O processo será julgado pela Primeira Turma da Corte, composta pelos ministros Flávio Dino, Cristiano Zanin, Cármen Lúcia, além de Moraes, relator do caso.
Principais desdobramentos do caso
Em novembro do ano passado, o STF aceitou a denúncia da Procuradoria-Geral da República (PGR) no inquérito que investigou a atuação de Eduardo Bolsonaro junto ao governo dos Estados Unidos para promover o tarifaço contra as exportações brasileiras, além da suspensão de vistos de ministros do governo federal e da Corte. Ele é acusado de coação no curso do processo.
Desde então, Eduardo Bolsonaro está nos Estados Unidos e perdeu o mandato de parlamentar por faltar às sessões da Câmara dos Deputados.
Antes de liberar o caso para julgamento, Alexandre de Moraes determinou a notificação do ex-deputado por edital, porém, ele não foi localizado e não indicou um advogado particular. Diante disso, a Defensoria Pública da União (DPU) foi autorizada a realizar a defesa do réu.

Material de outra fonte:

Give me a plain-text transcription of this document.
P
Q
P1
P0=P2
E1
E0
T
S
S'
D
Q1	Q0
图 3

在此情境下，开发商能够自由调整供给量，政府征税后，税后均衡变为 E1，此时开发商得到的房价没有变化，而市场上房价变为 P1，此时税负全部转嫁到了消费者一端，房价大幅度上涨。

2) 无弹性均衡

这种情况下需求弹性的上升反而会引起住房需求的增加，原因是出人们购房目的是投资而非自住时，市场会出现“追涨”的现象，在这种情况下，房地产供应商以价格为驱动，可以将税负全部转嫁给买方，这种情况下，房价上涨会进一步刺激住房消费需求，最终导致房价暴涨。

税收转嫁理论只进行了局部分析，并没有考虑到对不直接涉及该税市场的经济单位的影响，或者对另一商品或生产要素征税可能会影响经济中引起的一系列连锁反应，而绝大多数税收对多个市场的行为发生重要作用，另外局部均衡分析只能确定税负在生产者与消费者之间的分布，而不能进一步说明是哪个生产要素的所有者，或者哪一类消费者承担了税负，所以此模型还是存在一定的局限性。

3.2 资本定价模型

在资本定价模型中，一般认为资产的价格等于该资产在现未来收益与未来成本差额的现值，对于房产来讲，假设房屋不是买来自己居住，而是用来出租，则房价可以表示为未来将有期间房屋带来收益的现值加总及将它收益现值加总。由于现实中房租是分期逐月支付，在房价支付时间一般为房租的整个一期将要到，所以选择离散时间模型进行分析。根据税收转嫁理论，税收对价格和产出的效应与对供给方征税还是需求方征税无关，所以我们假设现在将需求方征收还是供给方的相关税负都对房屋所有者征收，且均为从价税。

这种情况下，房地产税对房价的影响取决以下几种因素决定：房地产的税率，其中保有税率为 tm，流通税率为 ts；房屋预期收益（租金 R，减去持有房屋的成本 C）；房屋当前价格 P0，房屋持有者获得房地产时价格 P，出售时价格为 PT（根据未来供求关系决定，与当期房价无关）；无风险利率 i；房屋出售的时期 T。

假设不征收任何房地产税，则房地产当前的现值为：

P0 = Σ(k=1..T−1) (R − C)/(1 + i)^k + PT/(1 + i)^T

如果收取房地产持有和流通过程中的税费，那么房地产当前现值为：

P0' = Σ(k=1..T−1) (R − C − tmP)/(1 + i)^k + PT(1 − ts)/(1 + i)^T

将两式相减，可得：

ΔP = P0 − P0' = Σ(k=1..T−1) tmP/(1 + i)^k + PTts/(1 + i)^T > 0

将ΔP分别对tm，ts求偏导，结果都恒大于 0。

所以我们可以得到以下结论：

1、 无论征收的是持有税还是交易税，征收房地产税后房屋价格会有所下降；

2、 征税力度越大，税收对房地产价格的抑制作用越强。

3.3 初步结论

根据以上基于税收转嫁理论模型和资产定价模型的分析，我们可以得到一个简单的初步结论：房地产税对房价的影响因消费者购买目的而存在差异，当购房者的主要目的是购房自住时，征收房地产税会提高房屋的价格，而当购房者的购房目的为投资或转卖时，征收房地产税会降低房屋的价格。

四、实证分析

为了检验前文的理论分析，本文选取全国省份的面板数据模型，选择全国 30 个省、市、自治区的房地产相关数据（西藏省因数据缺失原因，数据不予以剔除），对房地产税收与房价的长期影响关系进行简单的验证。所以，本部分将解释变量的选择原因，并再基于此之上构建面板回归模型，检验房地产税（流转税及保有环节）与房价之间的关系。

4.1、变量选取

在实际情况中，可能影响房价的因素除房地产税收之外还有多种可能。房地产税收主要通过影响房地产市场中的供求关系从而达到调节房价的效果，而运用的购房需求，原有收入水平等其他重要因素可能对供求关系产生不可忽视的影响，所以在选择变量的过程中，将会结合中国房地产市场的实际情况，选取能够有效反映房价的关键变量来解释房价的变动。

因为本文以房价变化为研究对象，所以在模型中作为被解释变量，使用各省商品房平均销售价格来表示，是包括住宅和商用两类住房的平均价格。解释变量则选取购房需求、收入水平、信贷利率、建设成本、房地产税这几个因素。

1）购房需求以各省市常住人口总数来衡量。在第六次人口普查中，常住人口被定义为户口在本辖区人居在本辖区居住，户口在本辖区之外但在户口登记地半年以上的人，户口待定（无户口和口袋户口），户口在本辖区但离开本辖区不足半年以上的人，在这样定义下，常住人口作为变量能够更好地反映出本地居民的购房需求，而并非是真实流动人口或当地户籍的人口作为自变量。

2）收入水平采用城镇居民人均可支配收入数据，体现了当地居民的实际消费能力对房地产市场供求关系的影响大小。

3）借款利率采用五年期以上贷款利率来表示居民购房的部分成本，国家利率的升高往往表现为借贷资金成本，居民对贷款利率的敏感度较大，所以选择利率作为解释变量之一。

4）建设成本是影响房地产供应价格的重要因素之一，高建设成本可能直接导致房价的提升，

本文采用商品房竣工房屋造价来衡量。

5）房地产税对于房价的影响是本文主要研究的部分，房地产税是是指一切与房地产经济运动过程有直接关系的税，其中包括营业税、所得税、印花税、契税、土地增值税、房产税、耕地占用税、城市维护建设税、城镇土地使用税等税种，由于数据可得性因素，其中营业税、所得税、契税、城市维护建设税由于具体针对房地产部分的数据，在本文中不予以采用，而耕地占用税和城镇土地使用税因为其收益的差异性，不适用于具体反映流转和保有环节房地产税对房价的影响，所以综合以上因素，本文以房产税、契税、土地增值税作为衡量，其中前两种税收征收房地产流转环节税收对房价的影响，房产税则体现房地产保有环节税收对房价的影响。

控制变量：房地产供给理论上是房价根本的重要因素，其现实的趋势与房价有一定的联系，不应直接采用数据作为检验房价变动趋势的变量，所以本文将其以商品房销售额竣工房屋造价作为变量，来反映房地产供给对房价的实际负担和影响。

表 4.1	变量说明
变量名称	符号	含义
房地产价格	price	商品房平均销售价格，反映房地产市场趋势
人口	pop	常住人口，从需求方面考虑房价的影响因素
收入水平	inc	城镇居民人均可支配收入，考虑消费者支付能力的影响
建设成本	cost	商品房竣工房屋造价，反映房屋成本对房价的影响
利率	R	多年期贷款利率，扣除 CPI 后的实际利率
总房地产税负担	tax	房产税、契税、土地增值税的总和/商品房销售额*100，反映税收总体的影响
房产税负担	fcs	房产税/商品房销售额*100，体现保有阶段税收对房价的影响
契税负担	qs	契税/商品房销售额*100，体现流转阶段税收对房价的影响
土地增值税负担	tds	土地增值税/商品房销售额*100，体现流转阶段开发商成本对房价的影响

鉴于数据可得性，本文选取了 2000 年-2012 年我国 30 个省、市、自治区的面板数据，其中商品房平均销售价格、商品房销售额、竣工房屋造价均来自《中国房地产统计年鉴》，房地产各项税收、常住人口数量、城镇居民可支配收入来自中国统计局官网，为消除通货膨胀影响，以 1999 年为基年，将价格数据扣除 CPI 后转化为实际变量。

Nas alegações finais apresentadas ao STF, a DPU pediu a anulação do processo, alegando que Moraes pode ter sido vítima do cancelamento de vistos e das sanções financeiras da Lei Magnitsky.
Segundo a PGR, Eduardo Bolsonaro teria fomentado ações dos Estados Unidos para evitar a condenação do ex-presidente Jair Bolsonaro em um processo.